Introduction
Athéna est l'une des douze grandes divinités olympiennes, vénérée comme la déesse de la sagesse, de la guerre juste et stratégique, des arts, de l'artisanat et de la raison. Contrairement à Arès, dieu de la guerre sauvage et brutale, Athéna représente la guerre menée pour la défense et selon des tactiques réfléchies. Elle est la protectrice des héros (comme Ulysse et Héraclès), des artisans, des tisserands et des cités, notamment Athènes dont elle est la patronne. Son statut de déesse vierge (Parthénos) et son association avec des attributs masculins et féminins en font une figure complexe et puissante.
Origines
La naissance d'Athéna est unique et spectaculaire. Zeus, ayant avalé sa première épouse Métis (déesse de la ruse) alors qu'elle était enceinte, pour éviter qu'elle n'enfante un fils plus puissant que lui, fut plus tard frappé d'une terrible migraine. Héphaïstos, ou parfois Prométhée, lui fendit le crâne d'un coup de hache. De la tête de Zeus, Athéna jaillit alors toute armée, en poussant un cri de guerre. Cette naissance la place comme une émanation directe de la pensée et de la puissance souveraine de Zeus, dont elle est la fille préférée. Elle hérite ainsi de la sagesse de sa mère et de la souveraineté de son père.
Attributs
Athéna est presque toujours représentée en armes, symbole de son rôle de protectrice.
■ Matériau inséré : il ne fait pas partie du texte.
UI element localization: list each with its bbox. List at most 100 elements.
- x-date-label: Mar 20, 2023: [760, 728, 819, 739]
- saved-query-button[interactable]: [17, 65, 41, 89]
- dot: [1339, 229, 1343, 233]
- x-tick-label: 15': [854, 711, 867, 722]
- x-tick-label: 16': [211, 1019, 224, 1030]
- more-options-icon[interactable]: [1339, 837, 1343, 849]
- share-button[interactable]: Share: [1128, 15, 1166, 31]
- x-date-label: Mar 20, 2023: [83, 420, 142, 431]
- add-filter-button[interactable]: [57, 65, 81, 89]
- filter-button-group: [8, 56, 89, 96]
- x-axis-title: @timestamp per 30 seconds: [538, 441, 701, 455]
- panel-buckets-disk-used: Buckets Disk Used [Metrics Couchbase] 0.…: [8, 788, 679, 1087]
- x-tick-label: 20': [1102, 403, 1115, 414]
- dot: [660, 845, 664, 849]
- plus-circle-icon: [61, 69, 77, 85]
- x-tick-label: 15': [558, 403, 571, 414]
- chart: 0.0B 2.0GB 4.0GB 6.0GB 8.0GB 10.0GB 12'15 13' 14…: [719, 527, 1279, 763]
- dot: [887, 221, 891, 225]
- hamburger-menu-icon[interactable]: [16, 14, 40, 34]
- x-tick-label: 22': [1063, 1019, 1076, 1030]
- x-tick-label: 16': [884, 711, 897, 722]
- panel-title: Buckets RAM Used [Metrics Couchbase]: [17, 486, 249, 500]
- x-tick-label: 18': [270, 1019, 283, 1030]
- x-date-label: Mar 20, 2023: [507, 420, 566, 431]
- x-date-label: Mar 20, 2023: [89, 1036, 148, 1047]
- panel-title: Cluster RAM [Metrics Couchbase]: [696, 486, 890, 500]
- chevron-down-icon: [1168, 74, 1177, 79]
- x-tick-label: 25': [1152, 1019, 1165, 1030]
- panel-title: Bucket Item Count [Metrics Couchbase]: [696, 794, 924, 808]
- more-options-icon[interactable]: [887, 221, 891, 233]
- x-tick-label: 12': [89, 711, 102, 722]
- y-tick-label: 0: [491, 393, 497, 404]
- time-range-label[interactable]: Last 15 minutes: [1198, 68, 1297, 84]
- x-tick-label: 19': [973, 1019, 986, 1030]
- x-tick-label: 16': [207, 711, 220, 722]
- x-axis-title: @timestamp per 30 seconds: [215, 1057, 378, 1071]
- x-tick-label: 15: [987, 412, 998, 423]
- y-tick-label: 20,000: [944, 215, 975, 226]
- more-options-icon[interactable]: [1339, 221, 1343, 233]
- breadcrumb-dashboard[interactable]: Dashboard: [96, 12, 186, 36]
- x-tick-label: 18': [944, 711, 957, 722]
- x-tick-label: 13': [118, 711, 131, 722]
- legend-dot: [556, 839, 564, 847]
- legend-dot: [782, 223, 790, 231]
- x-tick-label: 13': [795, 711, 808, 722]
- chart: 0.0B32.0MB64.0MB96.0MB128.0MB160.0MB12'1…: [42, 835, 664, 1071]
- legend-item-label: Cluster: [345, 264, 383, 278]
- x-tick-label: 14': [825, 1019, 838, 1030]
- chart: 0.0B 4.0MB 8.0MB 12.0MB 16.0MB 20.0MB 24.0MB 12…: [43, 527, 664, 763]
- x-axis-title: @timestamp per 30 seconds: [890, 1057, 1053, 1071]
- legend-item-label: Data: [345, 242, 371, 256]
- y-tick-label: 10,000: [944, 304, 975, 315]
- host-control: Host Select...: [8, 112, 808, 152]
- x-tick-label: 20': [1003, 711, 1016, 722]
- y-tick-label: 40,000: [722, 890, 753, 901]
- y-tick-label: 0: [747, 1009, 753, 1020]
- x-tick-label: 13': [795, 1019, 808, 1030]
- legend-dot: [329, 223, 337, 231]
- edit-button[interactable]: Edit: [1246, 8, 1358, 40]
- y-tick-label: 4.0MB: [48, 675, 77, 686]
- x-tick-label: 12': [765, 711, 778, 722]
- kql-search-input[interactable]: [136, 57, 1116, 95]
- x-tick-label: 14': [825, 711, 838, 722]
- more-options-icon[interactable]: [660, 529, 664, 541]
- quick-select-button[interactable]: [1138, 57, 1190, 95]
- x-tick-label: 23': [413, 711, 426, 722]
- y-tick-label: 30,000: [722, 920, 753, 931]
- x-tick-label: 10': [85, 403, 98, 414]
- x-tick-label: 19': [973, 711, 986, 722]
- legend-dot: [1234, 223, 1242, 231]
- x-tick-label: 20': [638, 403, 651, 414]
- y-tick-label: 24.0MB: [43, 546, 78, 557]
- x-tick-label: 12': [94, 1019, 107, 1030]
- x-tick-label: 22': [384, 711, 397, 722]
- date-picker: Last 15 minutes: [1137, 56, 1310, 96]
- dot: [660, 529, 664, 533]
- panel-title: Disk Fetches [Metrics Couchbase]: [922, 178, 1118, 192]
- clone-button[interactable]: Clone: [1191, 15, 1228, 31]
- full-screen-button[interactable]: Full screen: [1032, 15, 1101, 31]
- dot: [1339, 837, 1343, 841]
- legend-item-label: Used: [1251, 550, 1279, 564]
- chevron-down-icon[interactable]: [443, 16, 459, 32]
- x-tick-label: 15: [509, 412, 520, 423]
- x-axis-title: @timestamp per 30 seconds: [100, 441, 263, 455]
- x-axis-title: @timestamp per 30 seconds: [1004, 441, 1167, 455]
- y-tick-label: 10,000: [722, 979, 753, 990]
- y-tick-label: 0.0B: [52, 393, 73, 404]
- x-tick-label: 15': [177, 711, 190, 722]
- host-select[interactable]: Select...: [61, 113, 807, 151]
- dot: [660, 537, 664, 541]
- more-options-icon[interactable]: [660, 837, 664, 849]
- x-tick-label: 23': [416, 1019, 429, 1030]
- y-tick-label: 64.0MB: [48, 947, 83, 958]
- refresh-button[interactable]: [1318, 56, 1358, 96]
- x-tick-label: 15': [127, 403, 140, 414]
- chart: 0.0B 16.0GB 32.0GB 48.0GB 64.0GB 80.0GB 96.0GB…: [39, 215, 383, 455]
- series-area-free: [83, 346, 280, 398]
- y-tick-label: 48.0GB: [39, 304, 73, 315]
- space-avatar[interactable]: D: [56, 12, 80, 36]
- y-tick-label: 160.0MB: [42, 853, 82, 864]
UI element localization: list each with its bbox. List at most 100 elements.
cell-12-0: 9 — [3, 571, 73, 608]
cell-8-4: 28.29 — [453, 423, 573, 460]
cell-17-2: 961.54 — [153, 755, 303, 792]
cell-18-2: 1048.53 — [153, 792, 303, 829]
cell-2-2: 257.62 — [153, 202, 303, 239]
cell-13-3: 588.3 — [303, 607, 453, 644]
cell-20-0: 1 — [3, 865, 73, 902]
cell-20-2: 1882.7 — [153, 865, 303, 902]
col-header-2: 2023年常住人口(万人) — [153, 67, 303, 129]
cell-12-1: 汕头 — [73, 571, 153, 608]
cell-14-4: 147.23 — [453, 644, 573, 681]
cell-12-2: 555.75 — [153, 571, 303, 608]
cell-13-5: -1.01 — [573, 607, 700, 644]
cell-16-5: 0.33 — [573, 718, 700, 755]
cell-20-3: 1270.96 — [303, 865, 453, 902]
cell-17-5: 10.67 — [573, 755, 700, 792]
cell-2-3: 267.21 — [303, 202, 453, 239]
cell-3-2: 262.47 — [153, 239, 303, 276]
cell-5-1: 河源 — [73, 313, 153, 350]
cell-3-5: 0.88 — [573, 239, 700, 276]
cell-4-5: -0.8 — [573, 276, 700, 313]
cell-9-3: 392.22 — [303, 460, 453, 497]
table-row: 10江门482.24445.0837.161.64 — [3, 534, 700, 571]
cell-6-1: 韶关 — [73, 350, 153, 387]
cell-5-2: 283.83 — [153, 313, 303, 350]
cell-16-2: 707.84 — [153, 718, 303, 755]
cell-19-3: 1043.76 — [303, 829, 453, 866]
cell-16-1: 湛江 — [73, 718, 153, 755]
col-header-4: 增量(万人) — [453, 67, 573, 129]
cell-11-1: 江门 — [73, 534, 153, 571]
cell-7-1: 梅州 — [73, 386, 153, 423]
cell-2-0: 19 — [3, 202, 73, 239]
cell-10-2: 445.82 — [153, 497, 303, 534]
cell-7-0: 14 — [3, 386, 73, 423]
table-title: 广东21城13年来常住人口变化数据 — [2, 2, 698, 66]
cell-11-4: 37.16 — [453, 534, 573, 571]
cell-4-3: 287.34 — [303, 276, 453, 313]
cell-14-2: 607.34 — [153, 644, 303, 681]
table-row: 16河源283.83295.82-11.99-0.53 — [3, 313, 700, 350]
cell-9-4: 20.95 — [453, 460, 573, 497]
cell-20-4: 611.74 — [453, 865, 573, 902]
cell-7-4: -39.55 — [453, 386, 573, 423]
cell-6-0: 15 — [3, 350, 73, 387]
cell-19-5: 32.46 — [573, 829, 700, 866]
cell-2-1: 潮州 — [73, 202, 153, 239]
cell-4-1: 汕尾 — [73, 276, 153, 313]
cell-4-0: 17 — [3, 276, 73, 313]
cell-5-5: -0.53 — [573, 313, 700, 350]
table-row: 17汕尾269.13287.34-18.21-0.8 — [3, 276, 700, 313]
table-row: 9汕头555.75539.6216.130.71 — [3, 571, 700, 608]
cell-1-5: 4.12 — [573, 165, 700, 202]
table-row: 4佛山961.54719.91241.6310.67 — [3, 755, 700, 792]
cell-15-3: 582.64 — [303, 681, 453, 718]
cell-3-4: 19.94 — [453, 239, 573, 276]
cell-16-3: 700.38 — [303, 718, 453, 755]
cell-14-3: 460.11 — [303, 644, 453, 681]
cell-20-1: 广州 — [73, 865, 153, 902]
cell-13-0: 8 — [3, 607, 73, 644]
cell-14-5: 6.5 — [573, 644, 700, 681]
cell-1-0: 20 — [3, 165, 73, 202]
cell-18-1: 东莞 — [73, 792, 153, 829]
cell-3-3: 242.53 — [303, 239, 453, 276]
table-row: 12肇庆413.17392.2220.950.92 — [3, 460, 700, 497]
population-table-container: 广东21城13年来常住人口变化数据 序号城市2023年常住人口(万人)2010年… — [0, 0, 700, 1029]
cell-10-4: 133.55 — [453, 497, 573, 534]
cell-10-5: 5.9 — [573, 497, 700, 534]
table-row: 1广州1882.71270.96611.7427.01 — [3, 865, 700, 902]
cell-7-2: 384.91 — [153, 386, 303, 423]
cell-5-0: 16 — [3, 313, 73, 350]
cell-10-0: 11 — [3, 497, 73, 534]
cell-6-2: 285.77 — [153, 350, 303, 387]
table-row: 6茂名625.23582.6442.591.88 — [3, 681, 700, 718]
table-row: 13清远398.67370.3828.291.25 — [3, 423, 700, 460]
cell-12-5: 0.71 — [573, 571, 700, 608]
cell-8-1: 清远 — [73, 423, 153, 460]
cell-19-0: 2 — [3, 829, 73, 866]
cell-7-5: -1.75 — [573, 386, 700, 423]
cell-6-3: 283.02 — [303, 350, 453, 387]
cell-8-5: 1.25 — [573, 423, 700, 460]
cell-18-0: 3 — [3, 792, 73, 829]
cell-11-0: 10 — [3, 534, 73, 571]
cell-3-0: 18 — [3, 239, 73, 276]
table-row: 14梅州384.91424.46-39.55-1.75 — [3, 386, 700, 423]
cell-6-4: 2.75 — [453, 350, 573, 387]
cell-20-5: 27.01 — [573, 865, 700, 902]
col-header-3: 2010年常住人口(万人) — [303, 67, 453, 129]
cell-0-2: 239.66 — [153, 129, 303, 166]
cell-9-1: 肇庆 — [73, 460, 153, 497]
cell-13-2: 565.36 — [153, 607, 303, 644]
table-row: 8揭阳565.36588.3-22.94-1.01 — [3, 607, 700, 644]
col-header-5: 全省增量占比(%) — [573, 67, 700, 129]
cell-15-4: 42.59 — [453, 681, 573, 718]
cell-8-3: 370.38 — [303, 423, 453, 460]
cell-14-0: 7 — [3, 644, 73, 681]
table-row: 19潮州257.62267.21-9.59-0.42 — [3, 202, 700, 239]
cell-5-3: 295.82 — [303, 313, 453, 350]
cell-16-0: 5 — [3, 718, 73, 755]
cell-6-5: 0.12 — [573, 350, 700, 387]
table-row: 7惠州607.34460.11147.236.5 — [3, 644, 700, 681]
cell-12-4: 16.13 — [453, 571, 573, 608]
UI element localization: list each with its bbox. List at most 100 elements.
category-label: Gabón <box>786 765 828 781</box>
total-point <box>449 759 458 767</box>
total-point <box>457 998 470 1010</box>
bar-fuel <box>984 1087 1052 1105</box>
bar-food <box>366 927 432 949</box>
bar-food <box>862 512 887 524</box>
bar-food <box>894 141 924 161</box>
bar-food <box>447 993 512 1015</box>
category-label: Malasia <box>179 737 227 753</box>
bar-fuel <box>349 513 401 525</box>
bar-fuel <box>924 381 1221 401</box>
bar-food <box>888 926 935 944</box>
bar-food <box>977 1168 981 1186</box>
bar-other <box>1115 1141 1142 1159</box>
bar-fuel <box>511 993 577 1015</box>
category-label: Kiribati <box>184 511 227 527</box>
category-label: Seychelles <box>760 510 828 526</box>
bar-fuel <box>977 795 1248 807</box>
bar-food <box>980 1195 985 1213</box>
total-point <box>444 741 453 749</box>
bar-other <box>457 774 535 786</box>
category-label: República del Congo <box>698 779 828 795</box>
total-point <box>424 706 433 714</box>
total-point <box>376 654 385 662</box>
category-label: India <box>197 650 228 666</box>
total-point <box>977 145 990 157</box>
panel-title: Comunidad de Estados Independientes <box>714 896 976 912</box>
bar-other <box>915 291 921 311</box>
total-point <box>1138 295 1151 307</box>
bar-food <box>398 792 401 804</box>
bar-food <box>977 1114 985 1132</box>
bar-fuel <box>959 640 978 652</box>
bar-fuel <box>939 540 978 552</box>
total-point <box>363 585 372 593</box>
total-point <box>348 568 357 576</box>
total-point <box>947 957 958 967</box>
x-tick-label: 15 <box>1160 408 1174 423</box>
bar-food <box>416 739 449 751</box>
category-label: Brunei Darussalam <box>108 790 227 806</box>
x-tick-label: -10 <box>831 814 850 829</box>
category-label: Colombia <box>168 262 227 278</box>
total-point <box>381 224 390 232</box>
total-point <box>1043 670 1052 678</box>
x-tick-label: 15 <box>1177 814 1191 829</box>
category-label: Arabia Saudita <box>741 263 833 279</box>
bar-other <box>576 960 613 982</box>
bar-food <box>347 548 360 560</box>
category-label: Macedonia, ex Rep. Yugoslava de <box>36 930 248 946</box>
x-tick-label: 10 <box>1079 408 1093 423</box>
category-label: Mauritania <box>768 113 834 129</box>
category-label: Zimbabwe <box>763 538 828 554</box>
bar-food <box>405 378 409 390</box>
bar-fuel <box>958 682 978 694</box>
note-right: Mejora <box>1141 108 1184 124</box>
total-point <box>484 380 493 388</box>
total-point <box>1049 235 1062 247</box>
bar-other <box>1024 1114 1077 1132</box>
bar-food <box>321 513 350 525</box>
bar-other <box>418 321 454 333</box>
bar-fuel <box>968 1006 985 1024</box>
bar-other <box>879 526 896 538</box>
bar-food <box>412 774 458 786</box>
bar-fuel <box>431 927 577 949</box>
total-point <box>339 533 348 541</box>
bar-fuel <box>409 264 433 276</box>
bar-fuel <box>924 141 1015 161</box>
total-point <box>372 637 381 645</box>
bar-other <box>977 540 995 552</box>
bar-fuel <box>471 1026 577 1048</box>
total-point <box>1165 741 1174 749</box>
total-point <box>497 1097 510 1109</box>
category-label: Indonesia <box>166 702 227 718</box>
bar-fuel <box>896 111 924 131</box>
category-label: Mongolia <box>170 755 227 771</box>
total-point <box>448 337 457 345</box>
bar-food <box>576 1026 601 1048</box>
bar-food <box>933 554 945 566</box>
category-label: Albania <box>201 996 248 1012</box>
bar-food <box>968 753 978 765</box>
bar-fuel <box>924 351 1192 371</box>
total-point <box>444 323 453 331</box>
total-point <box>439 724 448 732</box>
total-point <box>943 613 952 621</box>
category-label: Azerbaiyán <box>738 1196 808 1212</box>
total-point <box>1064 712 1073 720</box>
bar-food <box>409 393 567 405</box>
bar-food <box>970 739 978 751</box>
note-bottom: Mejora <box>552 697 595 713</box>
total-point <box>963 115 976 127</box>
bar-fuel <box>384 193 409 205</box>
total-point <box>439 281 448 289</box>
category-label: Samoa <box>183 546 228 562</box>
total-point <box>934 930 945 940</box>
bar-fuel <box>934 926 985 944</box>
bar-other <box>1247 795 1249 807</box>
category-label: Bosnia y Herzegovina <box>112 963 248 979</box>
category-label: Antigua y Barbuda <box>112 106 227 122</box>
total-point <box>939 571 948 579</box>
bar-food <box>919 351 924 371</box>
Ses attributs principaux sont le casque, la lance et l'égide. L'égide est un bouclier ou une cuirasse en peau de chèvre, orné de la tête de la Gorgone Méduse, qui terrifie ses ennemis. La chouette, animal voyant dans les ténèbres, est son animal sacré, symbole de sagesse et de clairvoyance. L'olivier, qu'elle offrit à l'Attique, représente la paix, la prospérité et la civilisation. Elle est aussi associée au serpent, gardien des lieux sacrés, comme celui de l'Acropole. Elle est souvent accompagnée de Niké, la Victoire ailée.
Mythes
Parmi ses mythes fondateurs, la dispute avec Poséidon pour la patronage de l'Attique est centrale. Poséidon fit jaillir un cheval ou une source d'eau salée de l'Acropole, tandis qu'Athéna offrit l'olivier, symbole de richesse et de paix. Les dieux jugèrent son cadeau plus utile, et la cité prit son nom. Elle joua un rôle crucial dans la Gigantomachie, tuant le géant Pallas et écorchant Encelade. Elle est la protectrice et la guide d'Ulysse dans l'Odyssée, incarnant la ruse et la persévérance. Elle transforma Arachné en araignée pour avoir osé défier son talent de tisserande, et elle participa au jugement de Pâris en offrant la sagesse et la victoire, ce qui contribua au déclenchement de la guerre de Troie.
Culte
Son principal lieu de culte était l'Acropole d'Athènes, dominée par le Parthénon, son temple majestueux abritant une statue chryséléphantine colossale due à Phidias. Les Panathénées, grande fête annuelle en son honneur, culminaient par une procession apportant un nouveau péplos (voile) brodé à sa statue. Elle était aussi vénérée dans d'autres cités comme Sparte (sous le nom d'Athéna Chalkioikos) et à Troie (comme protectrice de la cité sous le nom d'Athéna Iliade). En tant que déesse des artisans, elle était invoquée par les potiers, les forgerons et surtout les tisserands.
Influence
Athéna/Minerve a profondément marqué la culture occidentale. Elle est l'allégorie de la sagesse, de la science et des arts. Son image orne les sceaux, les monnaies et les bâtiments officiels (comme la Bibliothèque du Congrès aux États-Unis). Elle inspire les concepts de démocratie et de civilisation liés à Athènes. Dans la psychanalyse, sa naissance de la tête de Zeus est interprétée comme une symbolisation de la pensée née de l'esprit, sans lien avec la maternité. Elle reste une figure populaire dans la littérature, la bande dessinée, le cinéma et les jeux vidéo, souvent comme archétype de la guerrière sage et stratégique.